The traditional bricks and mortar high street remains challenged, as retail relies less on shelf space and more on a balance of e-commerce, efficient logistics and warehousing. Creating town centres that combine retail, housing, healthcare, community spaces and improved public realm can create a positive spiral and attract greater prosperity to a city or region.
Increased employment through mixed-use schemes or the provision of workspaces in the private sector, with discounted or zero rent for start-ups, would also support enhanced local economies which, ultimately will lead to longer-term, sustainable income from the asset base. As the economic outlook in these regions improves, a wider variety and volume of high-quality tenants will be attracted which in turn will drive rents, boost liquidity and stimulate institutional demand for investment property to deliver positive financial returns for investors too.
Viewing an investment as a living, breathing part of a city is critical for the success of place-based impact investing. Investors should collaborate with local councils, local government pension schemes, businesses, third-sector organisations and crucially, communities.
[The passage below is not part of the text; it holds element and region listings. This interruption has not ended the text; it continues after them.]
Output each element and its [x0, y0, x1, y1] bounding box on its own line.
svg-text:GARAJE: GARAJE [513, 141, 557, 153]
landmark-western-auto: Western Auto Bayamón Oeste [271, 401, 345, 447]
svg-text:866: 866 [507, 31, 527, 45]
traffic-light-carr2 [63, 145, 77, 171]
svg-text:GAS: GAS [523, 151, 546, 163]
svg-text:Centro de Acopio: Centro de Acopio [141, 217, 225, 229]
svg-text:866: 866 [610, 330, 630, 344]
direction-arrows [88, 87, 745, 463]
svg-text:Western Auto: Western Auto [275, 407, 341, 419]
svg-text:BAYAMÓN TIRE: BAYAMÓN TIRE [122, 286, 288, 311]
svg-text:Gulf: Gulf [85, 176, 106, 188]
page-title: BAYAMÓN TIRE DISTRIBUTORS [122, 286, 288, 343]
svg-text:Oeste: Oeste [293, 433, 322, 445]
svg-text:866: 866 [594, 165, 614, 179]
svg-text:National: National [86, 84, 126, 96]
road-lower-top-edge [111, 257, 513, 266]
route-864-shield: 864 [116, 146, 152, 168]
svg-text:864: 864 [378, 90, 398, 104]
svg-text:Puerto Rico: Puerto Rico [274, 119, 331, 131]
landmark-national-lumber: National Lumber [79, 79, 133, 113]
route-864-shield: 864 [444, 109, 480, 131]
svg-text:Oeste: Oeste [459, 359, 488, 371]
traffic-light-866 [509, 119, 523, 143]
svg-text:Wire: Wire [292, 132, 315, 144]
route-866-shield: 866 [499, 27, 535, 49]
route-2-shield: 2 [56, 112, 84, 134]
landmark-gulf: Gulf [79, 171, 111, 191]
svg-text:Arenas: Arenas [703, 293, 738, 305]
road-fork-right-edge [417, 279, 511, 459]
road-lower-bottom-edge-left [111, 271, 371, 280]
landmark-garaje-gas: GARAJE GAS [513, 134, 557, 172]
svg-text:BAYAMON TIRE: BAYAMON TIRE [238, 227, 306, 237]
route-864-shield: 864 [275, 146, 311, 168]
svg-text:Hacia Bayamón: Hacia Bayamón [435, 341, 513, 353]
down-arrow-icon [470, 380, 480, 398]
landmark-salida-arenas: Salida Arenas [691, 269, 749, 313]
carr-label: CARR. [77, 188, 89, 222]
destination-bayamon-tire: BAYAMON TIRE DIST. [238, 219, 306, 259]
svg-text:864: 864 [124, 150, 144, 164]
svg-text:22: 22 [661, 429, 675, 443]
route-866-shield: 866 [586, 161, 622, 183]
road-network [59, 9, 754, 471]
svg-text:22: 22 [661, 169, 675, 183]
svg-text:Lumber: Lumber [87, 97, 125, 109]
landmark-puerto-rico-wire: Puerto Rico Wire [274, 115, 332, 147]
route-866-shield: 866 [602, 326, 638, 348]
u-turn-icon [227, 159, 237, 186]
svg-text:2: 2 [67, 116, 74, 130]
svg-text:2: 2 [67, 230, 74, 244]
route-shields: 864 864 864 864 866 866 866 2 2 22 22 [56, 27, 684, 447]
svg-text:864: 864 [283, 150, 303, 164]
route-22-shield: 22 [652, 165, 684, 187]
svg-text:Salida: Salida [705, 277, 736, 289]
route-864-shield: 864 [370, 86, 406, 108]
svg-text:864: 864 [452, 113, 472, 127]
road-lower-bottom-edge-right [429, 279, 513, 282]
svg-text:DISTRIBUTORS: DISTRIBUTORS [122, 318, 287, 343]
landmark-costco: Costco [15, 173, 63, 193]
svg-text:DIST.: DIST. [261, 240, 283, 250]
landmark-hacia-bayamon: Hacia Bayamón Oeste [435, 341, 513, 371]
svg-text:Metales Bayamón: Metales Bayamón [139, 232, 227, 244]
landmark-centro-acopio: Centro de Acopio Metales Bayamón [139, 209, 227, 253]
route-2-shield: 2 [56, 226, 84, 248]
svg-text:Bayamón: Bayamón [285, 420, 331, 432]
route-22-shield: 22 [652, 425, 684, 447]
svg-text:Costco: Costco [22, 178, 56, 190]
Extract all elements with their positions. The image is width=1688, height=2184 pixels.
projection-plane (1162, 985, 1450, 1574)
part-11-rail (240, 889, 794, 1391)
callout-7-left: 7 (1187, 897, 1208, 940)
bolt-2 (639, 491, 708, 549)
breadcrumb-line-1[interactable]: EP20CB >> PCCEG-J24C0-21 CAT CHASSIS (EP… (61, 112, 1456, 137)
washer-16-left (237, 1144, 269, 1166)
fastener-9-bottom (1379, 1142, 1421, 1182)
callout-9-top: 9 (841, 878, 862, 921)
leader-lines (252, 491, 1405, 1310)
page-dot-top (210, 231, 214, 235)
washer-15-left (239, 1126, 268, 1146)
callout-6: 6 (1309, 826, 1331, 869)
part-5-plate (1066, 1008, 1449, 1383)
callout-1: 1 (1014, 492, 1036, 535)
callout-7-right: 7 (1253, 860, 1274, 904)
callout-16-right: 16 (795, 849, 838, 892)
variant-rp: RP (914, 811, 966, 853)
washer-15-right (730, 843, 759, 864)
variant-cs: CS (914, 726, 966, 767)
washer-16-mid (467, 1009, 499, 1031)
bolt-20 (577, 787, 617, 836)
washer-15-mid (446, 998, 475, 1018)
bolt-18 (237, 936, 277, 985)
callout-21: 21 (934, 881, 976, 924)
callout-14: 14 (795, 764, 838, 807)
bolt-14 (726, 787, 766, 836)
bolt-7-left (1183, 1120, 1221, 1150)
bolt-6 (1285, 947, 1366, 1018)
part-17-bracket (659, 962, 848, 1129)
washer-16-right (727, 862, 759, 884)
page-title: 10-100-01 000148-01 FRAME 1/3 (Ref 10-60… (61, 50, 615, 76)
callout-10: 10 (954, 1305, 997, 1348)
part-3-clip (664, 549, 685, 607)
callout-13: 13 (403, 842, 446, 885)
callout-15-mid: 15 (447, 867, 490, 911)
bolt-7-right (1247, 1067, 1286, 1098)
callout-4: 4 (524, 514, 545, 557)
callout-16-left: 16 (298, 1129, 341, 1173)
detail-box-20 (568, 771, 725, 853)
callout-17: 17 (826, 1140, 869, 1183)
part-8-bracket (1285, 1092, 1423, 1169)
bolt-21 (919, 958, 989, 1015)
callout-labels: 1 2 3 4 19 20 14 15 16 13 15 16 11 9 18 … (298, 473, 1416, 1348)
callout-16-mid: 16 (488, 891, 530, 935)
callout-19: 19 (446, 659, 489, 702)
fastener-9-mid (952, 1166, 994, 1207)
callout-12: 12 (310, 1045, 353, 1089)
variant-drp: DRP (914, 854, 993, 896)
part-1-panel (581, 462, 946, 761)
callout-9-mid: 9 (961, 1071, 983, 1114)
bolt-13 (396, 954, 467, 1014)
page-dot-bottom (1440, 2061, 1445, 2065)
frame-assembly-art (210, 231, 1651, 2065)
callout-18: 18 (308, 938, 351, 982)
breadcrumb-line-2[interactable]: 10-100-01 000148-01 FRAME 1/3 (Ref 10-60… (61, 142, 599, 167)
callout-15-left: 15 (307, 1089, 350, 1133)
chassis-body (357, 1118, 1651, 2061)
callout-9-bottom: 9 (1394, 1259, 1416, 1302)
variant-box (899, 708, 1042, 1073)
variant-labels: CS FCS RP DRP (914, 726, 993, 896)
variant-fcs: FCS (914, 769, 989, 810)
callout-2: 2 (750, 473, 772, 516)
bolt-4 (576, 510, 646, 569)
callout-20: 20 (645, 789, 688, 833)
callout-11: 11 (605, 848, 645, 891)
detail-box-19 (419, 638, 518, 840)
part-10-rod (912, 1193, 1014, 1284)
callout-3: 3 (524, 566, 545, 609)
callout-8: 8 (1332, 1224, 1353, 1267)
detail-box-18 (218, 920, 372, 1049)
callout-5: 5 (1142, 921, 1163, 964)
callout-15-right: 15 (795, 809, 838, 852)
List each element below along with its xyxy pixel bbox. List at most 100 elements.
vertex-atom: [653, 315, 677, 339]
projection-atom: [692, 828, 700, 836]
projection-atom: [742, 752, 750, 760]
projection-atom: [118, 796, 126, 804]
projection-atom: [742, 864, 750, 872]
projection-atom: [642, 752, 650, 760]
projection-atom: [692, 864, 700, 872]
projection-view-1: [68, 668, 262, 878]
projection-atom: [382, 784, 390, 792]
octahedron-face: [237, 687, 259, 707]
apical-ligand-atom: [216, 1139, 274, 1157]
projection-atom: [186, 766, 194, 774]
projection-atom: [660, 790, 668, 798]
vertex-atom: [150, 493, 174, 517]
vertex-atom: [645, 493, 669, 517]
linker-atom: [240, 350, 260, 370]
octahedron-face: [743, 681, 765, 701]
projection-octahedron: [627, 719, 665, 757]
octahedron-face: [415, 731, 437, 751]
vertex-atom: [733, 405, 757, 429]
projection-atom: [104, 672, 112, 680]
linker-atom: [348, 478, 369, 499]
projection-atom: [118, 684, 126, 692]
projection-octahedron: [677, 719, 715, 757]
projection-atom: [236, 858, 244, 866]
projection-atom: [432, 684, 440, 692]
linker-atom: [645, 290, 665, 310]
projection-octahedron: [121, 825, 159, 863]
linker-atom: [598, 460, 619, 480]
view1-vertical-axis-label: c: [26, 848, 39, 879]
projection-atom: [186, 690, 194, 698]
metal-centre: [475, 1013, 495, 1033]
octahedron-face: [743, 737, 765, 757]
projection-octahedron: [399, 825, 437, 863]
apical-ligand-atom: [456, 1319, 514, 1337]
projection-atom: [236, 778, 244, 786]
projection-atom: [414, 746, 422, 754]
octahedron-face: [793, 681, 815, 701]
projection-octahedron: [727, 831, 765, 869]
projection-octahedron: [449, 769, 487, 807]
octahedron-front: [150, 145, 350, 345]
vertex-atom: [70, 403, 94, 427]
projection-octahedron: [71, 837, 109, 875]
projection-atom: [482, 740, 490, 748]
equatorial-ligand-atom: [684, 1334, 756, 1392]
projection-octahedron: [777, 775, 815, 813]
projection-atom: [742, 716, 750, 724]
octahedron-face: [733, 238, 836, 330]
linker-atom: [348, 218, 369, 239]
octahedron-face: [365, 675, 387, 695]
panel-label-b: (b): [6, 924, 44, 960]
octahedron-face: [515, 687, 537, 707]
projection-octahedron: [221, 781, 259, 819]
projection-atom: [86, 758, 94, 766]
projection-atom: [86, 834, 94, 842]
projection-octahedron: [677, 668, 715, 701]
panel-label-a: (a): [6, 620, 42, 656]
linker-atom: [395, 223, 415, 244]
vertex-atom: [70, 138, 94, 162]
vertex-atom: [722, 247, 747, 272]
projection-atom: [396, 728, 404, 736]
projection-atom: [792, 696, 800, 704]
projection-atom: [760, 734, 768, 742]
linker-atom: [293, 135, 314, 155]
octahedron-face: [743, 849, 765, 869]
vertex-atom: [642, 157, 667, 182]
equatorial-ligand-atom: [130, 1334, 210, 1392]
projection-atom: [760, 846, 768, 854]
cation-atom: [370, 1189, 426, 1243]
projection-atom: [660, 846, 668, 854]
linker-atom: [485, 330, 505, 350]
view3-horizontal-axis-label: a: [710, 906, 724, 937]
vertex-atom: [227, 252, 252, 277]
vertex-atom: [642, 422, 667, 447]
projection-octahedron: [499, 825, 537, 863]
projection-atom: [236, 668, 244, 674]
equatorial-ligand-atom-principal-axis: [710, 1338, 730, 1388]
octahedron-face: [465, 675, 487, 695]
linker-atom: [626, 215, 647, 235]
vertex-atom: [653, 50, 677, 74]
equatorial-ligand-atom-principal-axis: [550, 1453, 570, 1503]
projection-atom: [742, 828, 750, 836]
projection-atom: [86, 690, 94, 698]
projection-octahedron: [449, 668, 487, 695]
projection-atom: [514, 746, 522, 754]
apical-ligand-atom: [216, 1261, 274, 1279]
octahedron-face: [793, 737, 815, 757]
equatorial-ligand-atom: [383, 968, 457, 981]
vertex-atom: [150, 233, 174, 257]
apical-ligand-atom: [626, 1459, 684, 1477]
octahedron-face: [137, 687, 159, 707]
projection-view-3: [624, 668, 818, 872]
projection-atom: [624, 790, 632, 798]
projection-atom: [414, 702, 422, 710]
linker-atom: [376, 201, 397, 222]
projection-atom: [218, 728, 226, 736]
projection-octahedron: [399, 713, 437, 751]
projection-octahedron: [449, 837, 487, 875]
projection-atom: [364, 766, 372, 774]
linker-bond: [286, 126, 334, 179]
Indeed, responding to identified local needs and priorities associated with a specific place is a critical requirement to enhance local economic resilience and prosperity. Regeneration and other real estate solutions must respond to the needs of local communities rather than force schemes upon them.
Place-Based Impact Investing sounds very worthy – but as institutional capital has historically focussed on data as a measurement of success, how does this translate to impact strategies?
It is critical for investment managers to be able to measure the contribution that has been created through their investments. For us, additionality is key – we want to deliver opportunities that would not have otherwise happened. We screen assets using a proprietary “impact scorecard” which sets ten geospatial data and property-led tests which seek to capture the level of impact created through investment.
Each asset will have clearly defined targets to be achieved throughout its asset management strategy. It might be square meterage of affordable workplaces or community spaces, number of apprenticeships supported, number of families accommodated in affordable housing or long-term NHS beds freed up. These metrics will vary depending on the property type but progress against specific metrics will be assessed and reported an annual basis by an external specialist consultant.
Through the key factors of ‘intent, contribution and measurement’, the positive social and environmental impact delivered has the greatest breadth and longevity. Collaboration in the public and private sectors combined with close engagement with communities and local charities should support the mobilisation of institutional capital into place-based impact investing. Ultimately this should drive positive social and sustainability outcomes for individuals and families and all other stakeholders in the UK’s most deprived areas.